Они выбежали во двор, в пургу и, даже не чувствуя ее ледяного ожога, прямо по сугробам побежали на улицу, Александра на ходу замахала винтовкой катившему по мостовой автобусу. Но водитель автобуса лишь сделал вид, что тормозит, а когда Александра и Робин подбежали к двери, дал газ и укатил из страха перед их двустволкой. Александра матерно выругалась, забросила винтовку в снег и потащила Робина куда-то вперед, в темень — к метро.
Однако без денег их и в метро не пустили, а когда через три часа они «зайцами» — на троллейбусах и трамваях — все же добрались до Пушкинской площади и, обмороженные, поднялись в квартиру, там сидел Винсент, только что прилетевший из Хельсинки.
— Oh, — сказал он ревниво. — Where have you been? Bolshoy theater? (Где вы были? В Большом театре?)
— Водки! — попросила Александра, сбрасывая пальто.

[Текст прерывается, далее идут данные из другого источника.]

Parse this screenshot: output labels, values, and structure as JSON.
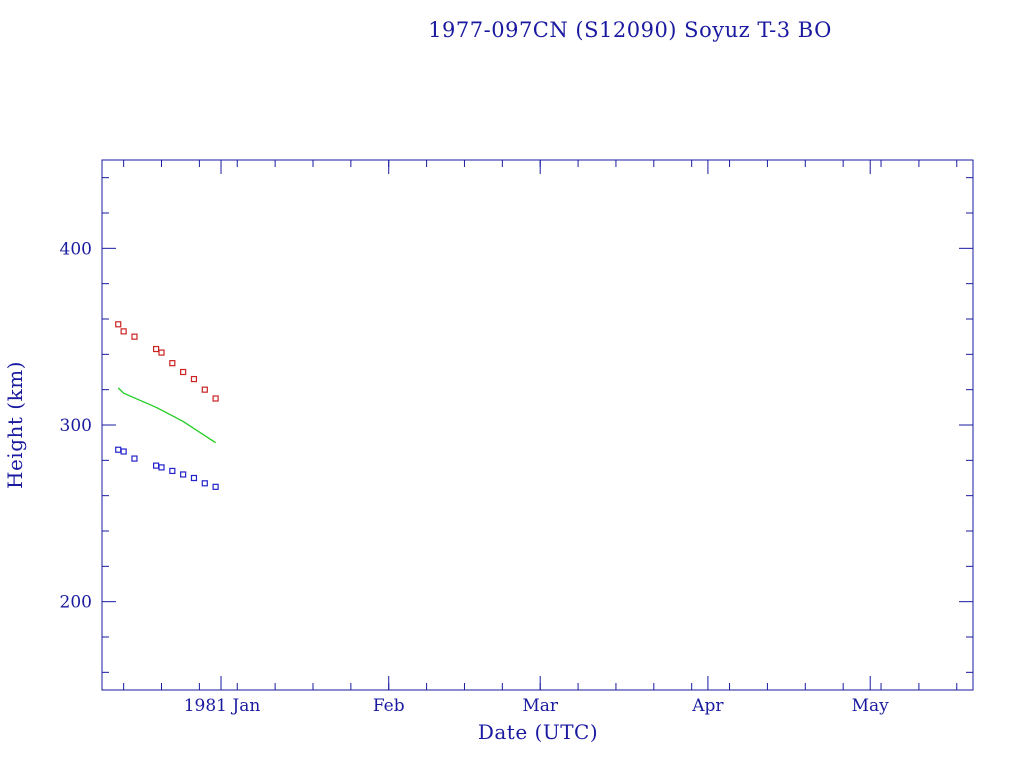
{
  "chart_data": {
    "type": "scatter",
    "title": "1977-097CN (S12090) Soyuz T-3 BO",
    "xlabel": "Date (UTC)",
    "ylabel": "Height (km)",
    "xlim": [
      "1980-12-10",
      "1981-05-20"
    ],
    "ylim": [
      150,
      450
    ],
    "x_ticks": [
      {
        "label": "1981 Jan",
        "date": "1981-01-01"
      },
      {
        "label": "Feb",
        "date": "1981-02-01"
      },
      {
        "label": "Mar",
        "date": "1981-03-01"
      },
      {
        "label": "Apr",
        "date": "1981-04-01"
      },
      {
        "label": "May",
        "date": "1981-05-01"
      }
    ],
    "y_ticks": [
      200,
      300,
      400
    ],
    "grid": false,
    "series": [
      {
        "color": "#cc2222",
        "marker": "square",
        "points": [
          {
            "x": "1980-12-13",
            "y": 357
          },
          {
            "x": "1980-12-14",
            "y": 353
          },
          {
            "x": "1980-12-16",
            "y": 350
          },
          {
            "x": "1980-12-20",
            "y": 343
          },
          {
            "x": "1980-12-21",
            "y": 341
          },
          {
            "x": "1980-12-23",
            "y": 335
          },
          {
            "x": "1980-12-25",
            "y": 330
          },
          {
            "x": "1980-12-27",
            "y": 326
          },
          {
            "x": "1980-12-29",
            "y": 320
          },
          {
            "x": "1980-12-31",
            "y": 315
          }
        ]
      },
      {
        "color": "#22cc22",
        "marker": "line",
        "points": [
          {
            "x": "1980-12-13",
            "y": 321
          },
          {
            "x": "1980-12-14",
            "y": 318
          },
          {
            "x": "1980-12-20",
            "y": 310
          },
          {
            "x": "1980-12-25",
            "y": 302
          },
          {
            "x": "1980-12-31",
            "y": 290
          }
        ]
      },
      {
        "color": "#2222cc",
        "marker": "square",
        "points": [
          {
            "x": "1980-12-13",
            "y": 286
          },
          {
            "x": "1980-12-14",
            "y": 285
          },
          {
            "x": "1980-12-16",
            "y": 281
          },
          {
            "x": "1980-12-20",
            "y": 277
          },
          {
            "x": "1980-12-21",
            "y": 276
          },
          {
            "x": "1980-12-23",
            "y": 274
          },
          {
            "x": "1980-12-25",
            "y": 272
          },
          {
            "x": "1980-12-27",
            "y": 270
          },
          {
            "x": "1980-12-29",
            "y": 267
          },
          {
            "x": "1980-12-31",
            "y": 265
          }
        ]
      }
    ],
    "text_color": "#1a1aa0"
  }
}
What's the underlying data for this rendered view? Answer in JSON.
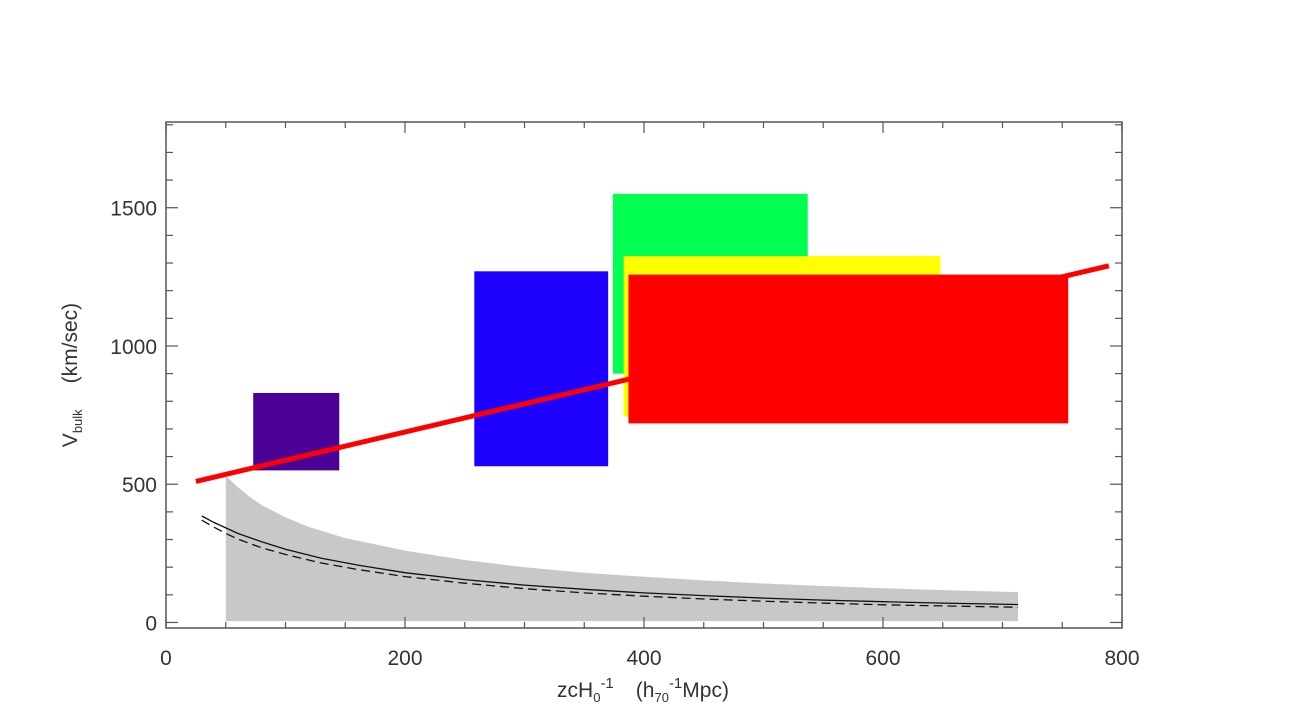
{
  "chart_data": {
    "type": "scatter",
    "title": "",
    "xlabel": {
      "main": "zcH",
      "sub0": "0",
      "sup1": "-1",
      "unit_open": "(h",
      "unit_sub": "70",
      "unit_sup": "-1",
      "unit_close": "Mpc)"
    },
    "ylabel": {
      "main": "V",
      "sub": "bulk",
      "unit": "(km/sec)"
    },
    "xlim": [
      0,
      800
    ],
    "ylim": [
      -20,
      1810
    ],
    "x_ticks": [
      0,
      200,
      400,
      600,
      800
    ],
    "y_ticks": [
      0,
      500,
      1000,
      1500
    ],
    "x_tick_labels": [
      "0",
      "200",
      "400",
      "600",
      "800"
    ],
    "y_tick_labels": [
      "0",
      "500",
      "1000",
      "1500"
    ],
    "x_minor_step": 50,
    "y_minor_step": 100,
    "grid": false,
    "boxes": [
      {
        "name": "purple",
        "color": "#4b0096",
        "x0": 73,
        "x1": 145,
        "y0": 550,
        "y1": 830
      },
      {
        "name": "blue",
        "color": "#1e00ff",
        "x0": 258,
        "x1": 370,
        "y0": 565,
        "y1": 1270
      },
      {
        "name": "green",
        "color": "#00ff50",
        "x0": 374,
        "x1": 537,
        "y0": 900,
        "y1": 1550
      },
      {
        "name": "yellow",
        "color": "#ffff00",
        "x0": 383,
        "x1": 648,
        "y0": 745,
        "y1": 1325
      },
      {
        "name": "red",
        "color": "#ff0000",
        "x0": 387,
        "x1": 755,
        "y0": 720,
        "y1": 1258
      }
    ],
    "trend_line": {
      "color": "#ff0000",
      "x": [
        25,
        789
      ],
      "y": [
        510,
        1290
      ]
    },
    "band": {
      "color": "#c8c8c8",
      "x": [
        50,
        60,
        70,
        80,
        100,
        120,
        150,
        200,
        250,
        300,
        350,
        400,
        450,
        500,
        550,
        600,
        650,
        713
      ],
      "upper": [
        530,
        490,
        455,
        425,
        380,
        345,
        305,
        260,
        226,
        200,
        180,
        165,
        152,
        141,
        132,
        124,
        117,
        110
      ],
      "lower": [
        5,
        5,
        5,
        5,
        5,
        5,
        5,
        5,
        5,
        5,
        5,
        5,
        5,
        5,
        5,
        5,
        5,
        5
      ]
    },
    "series": [
      {
        "style": "solid",
        "x": [
          30,
          40,
          50,
          60,
          80,
          100,
          130,
          160,
          200,
          250,
          300,
          350,
          400,
          450,
          500,
          550,
          600,
          650,
          713
        ],
        "y": [
          385,
          362,
          342,
          322,
          292,
          265,
          232,
          208,
          180,
          155,
          135,
          120,
          107,
          97,
          88,
          81,
          75,
          70,
          65
        ]
      },
      {
        "style": "dashed",
        "x": [
          30,
          40,
          50,
          60,
          80,
          100,
          130,
          160,
          200,
          250,
          300,
          350,
          400,
          450,
          500,
          550,
          600,
          650,
          713
        ],
        "y": [
          370,
          345,
          322,
          302,
          270,
          246,
          215,
          192,
          166,
          142,
          122,
          107,
          95,
          85,
          77,
          70,
          64,
          60,
          55
        ]
      }
    ]
  }
}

Но Винсент, заметив свежий круговой рубец на шее Робина, округлил глаза:
— Что это? Она пыталась тебя линчевать?
— Give us vodka! — приказала ему Александра. — Быстрей!
Винсент переводил глаза с Робина на Александру и обратно, пытаясь определить, что случилось между ними, но никаких конкретных выводов сделать не смог и принес с кухни бутылку водки и стаканы.
Александра взяла только бутылку, поставила ее на пол, а сама, сев на табурет, спустила на колени чулки и стала стаскивать с себя промороженные сапоги. Но они не снимались.
— Помогите мне, — она протянула ноги Винсенту и повернулась к Робину: — Ты тоже снимай ботинки! Now! Быстрей!
— Слушай, — сказал ей Винсент, потянув за сапоги. — Я думаю, я нашел для тебя новую работу. Американской команде, которую я привез, нужен хороший переводчик. Я сказал им, что ты — самая лучшая…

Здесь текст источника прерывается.